On July 7, 2011, police in Houston, Texas arrested 20-year-old Yareli Sanchez for engaging in prostitution.
On August 8, 2011, Sanchez pled guilty in Harris County Criminal District Court to a misdemeanor charge of prostitution. She was sentenced to 10 days in the Harris County Jail.
In 2015, prosecutors in the human trafficking division of the Harris County District Attorney’s Office joined with an attorney for Sanchez to file a state petition for a writ of habeas corpus to set aside the conviction.
The petition said that Sanchez was 5 years old when her mother brought her to the U.S. from Mexico. Sanchez, in a sworn affidavit described her childhood with a mother worked at bars, came home drunk and had many boyfriends who some of who abused Sanchez sexually and physically.
Sanchez ran away from home at age 14 to live with a friend, but got kicked out when her friend’s mother learned she was a runaway. By that time, Sanchez had met a man named Carlos who invited her to live with him. Carlos was a pimp and had several women working as prostitutes and ultimately forced Sanchez to do so as well.
“If I refused to do what he asked, he would beat me,” Sanchez said in the affidavit. “He would take any money I made.”

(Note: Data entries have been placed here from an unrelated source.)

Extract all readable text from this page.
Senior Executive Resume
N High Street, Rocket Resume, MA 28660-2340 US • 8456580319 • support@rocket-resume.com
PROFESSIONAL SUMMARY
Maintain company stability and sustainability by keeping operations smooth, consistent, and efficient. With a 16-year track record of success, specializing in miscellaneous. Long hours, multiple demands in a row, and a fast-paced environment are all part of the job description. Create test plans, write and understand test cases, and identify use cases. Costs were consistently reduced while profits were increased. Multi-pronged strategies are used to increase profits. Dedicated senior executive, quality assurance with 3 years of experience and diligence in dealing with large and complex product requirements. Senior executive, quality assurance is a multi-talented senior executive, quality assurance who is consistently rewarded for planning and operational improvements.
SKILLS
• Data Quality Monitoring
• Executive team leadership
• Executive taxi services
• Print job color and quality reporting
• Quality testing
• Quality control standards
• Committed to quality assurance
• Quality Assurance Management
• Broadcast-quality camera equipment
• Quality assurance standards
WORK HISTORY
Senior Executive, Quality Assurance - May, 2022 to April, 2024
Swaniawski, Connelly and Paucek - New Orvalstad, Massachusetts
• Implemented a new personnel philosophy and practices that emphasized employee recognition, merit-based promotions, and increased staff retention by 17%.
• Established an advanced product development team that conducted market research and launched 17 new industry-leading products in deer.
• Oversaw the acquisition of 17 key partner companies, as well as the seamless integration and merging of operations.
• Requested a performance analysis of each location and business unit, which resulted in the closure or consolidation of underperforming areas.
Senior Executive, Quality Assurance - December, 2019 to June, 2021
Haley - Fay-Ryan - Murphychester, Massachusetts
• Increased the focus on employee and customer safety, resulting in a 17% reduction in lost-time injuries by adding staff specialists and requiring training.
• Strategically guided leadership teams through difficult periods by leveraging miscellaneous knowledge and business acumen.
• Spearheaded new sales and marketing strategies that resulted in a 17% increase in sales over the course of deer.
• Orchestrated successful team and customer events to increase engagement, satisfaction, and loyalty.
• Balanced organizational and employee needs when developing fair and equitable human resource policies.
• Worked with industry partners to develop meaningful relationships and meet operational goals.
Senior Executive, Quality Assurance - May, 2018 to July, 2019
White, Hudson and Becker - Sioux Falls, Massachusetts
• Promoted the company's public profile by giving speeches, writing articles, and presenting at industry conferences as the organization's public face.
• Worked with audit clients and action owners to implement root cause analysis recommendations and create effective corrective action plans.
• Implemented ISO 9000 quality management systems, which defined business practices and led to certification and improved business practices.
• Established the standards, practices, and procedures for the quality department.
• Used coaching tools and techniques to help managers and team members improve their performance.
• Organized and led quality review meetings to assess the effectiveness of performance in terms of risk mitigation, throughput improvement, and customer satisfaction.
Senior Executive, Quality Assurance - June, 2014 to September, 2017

At age 15, Sanchez became pregnant. When her son was born, he was put in the custody of the Texas Department of Child Protective Services and Sanchez was placed in a foster home. “I became tired of being placed with family after family after being separated from my son,” Sanchez said. “I ran away when I was 17.”
She said she returned to her old circle of friends and ran into Carlos, who forced her to return to work for him. “Carlos made me work for him,” she said. “I did not have a home and I was desperate. I also was afraid that he would hurt me if I did not work for him.”
Sanchez said that in 2011 when she was arrested, she felt she had no choice but to plead guilty.
The petition filed on Sanchez’s behalf said that Sanchez’s attorney never told her that she could raise a defense of duress because Carlos forced her to work as a prostitute. “Had the State been aware that (Sanchez) was the victim of compelled prostitution, the State would not have prosecuted (Sanchez),” the petition said.
The petition was granted on December 30, 2015 and Sanchez’s conviction was vacated. The prosecution then dismissed the charge.